A bustle and stir succeeded the previous stillness; there was a rustle of women’s dresses, a hum of women’s voices. There was much kissing and rejoicing, much fondling over and welcoming of Heather, who, at length, disengaging herself from the detaining group of loving hands, went towards her husband, standing a little outside the circle, and said—

“They won’t let me speak a word to you, Arthur. How have you been all this time? Have you missed me very much?” And as the others had greeted her, so she now addressed him with a little tremor in her voice, with tears of gladness at being home again standing in her eyes.

From a short distance, Bessie Ormson, who had duly presented her cheek to Heather’s travelling companion, and received in return a maternal kiss, contemplated this performance, and as she did so, stamped her foot impatiently on the ground.

“Have you forgotten me, Heather?” she asked, coming forward and putting her hand almost shyly in Mrs. Dudley’s. “There comes Lally,” she added, pointing down the hill towards Alick, who advanced at a run, while the child from her triumphant position clapped her little palms exultingly, calling out—

“Faster! faster! mamma, mamma!”

Panting for breath, Alick Dudley put Lally into her mother’s arms. “Me first, me first,” she cried, clinging to Heather, and debarring with true feminine ingratitude the gallant knight, who had brought her safely up the hill, from all benefits derivable from the meeting.

“You dreadful child—you bold, exacting little child,” exclaimed Bessie, taking her away by force. “Do you think no one has any right to your mamma but yourself? don’t you see I leave my mamma; why can’t you be as good as I am? Oh! you naughty little puss. I would not have red hair, Lally; I would not have shilling curls all over my head. I would sell them if I had them, and wear a wig.”

Whereupon Lally in great glee declared her hair was not red, but “dolden;” and that Bessie had ugly hair.

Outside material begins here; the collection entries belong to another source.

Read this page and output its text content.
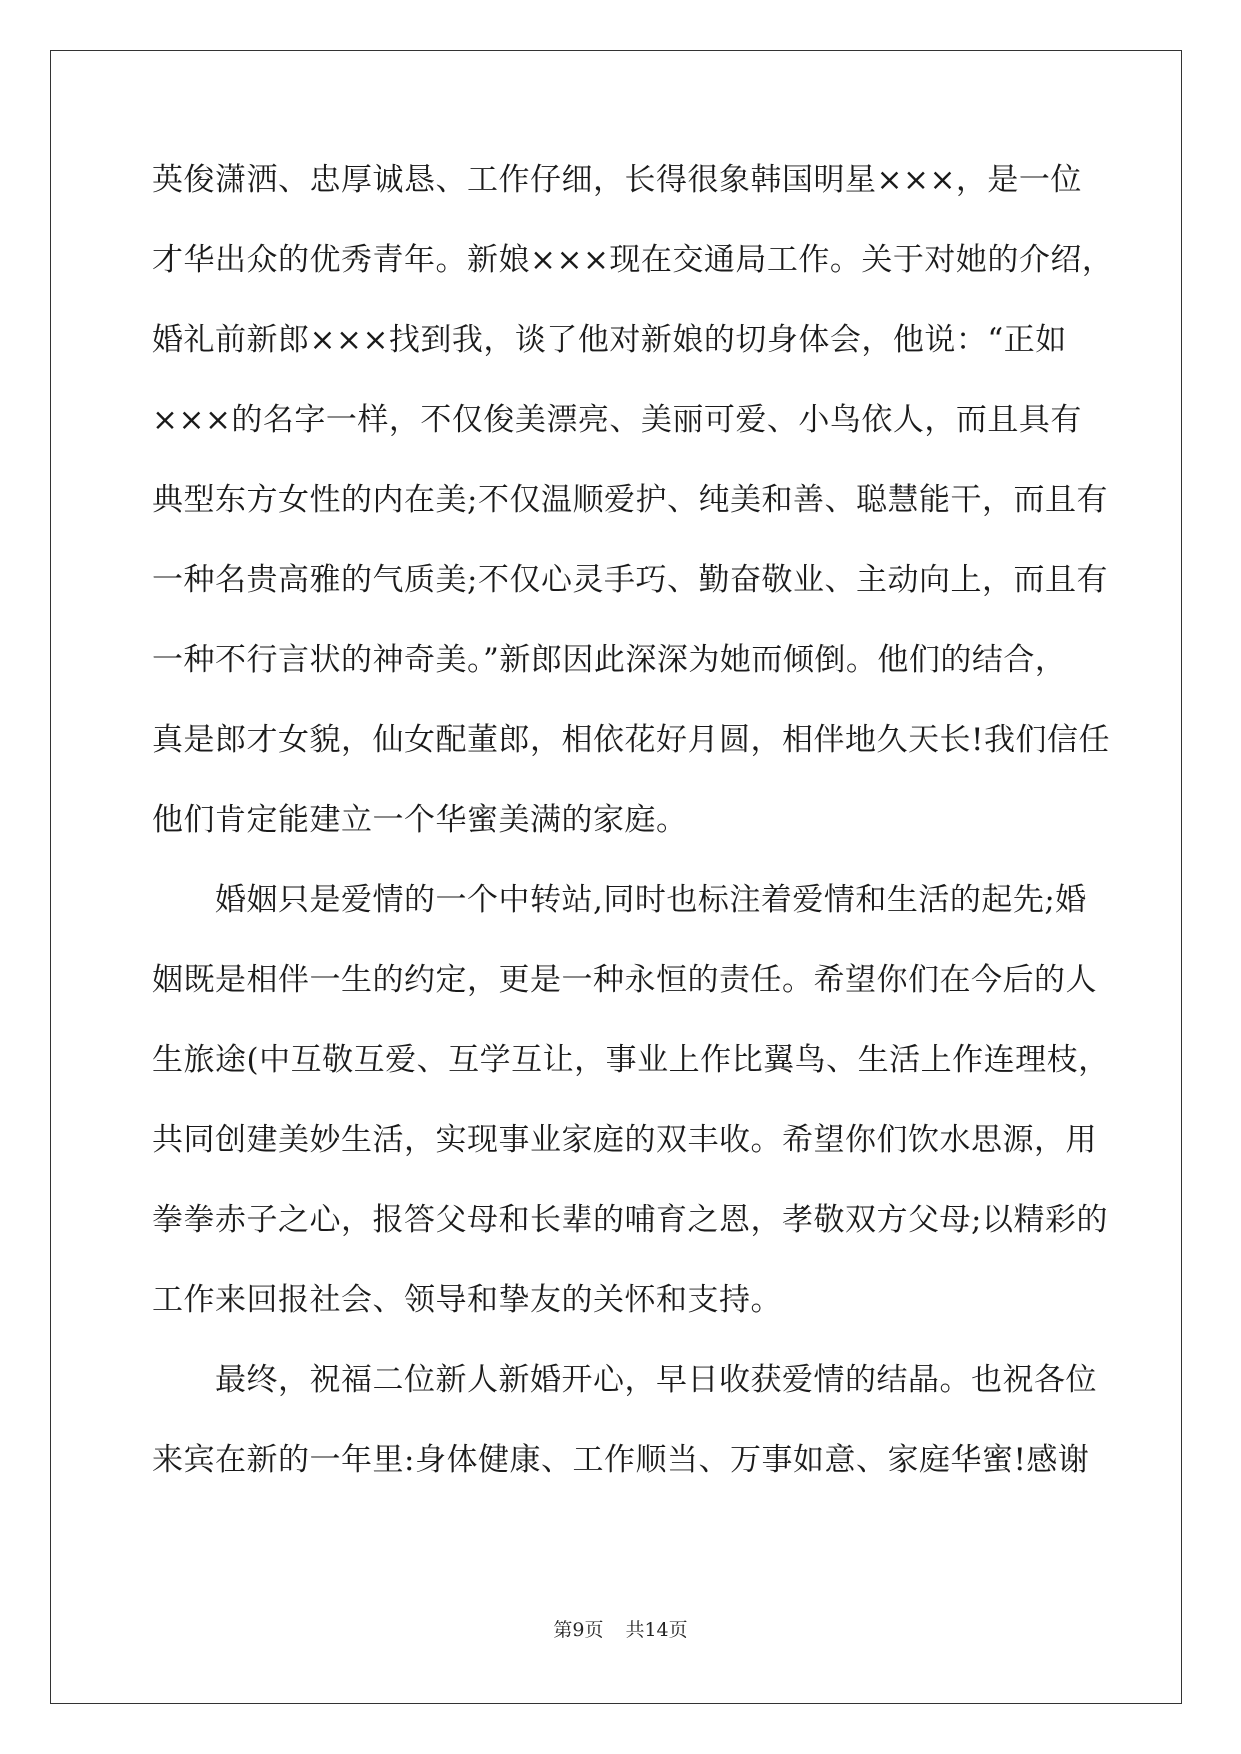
英俊潇洒、忠厚诚恳、工作仔细，长得很象韩国明星×××，是一位
才华出众的优秀青年。新娘×××现在交通局工作。关于对她的介绍，
婚礼前新郎×××找到我，谈了他对新娘的切身体会，他说：“正如
×××的名字一样，不仅俊美漂亮、美丽可爱、小鸟依人，而且具有
典型东方女性的内在美;不仅温顺爱护、纯美和善、聪慧能干，而且有
一种名贵高雅的气质美;不仅心灵手巧、勤奋敬业、主动向上，而且有
一种不行言状的神奇美。”新郎因此深深为她而倾倒。他们的结合，
真是郎才女貌，仙女配董郎，相依花好月圆，相伴地久天长!我们信任
他们肯定能建立一个华蜜美满的家庭。
　　婚姻只是爱情的一个中转站,同时也标注着爱情和生活的起先;婚
姻既是相伴一生的约定，更是一种永恒的责任。希望你们在今后的人
生旅途(中互敬互爱、互学互让，事业上作比翼鸟、生活上作连理枝，
共同创建美妙生活，实现事业家庭的双丰收。希望你们饮水思源，用
拳拳赤子之心，报答父母和长辈的哺育之恩，孝敬双方父母;以精彩的
工作来回报社会、领导和挚友的关怀和支持。
　　最终，祝福二位新人新婚开心，早日收获爱情的结晶。也祝各位
来宾在新的一年里:身体健康、工作顺当、万事如意、家庭华蜜!感谢
第9页 共14页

“I have what, chatterbox?” demanded Bessie. “Say that again—only say it, and I will carry you down the hill and bury you among the blackberries. I will shake you to pieces; I will kill you with kisses. Now, is not my hair beautiful?”

“No, it is ugly,” persisted Lally; and then there ensued a fierce contradiction between the two, which ended in Bessie first making believe to smother the child, and then kissing her, as it may be questioned whether Bessie Ormson had ever kissed any other creature in her life.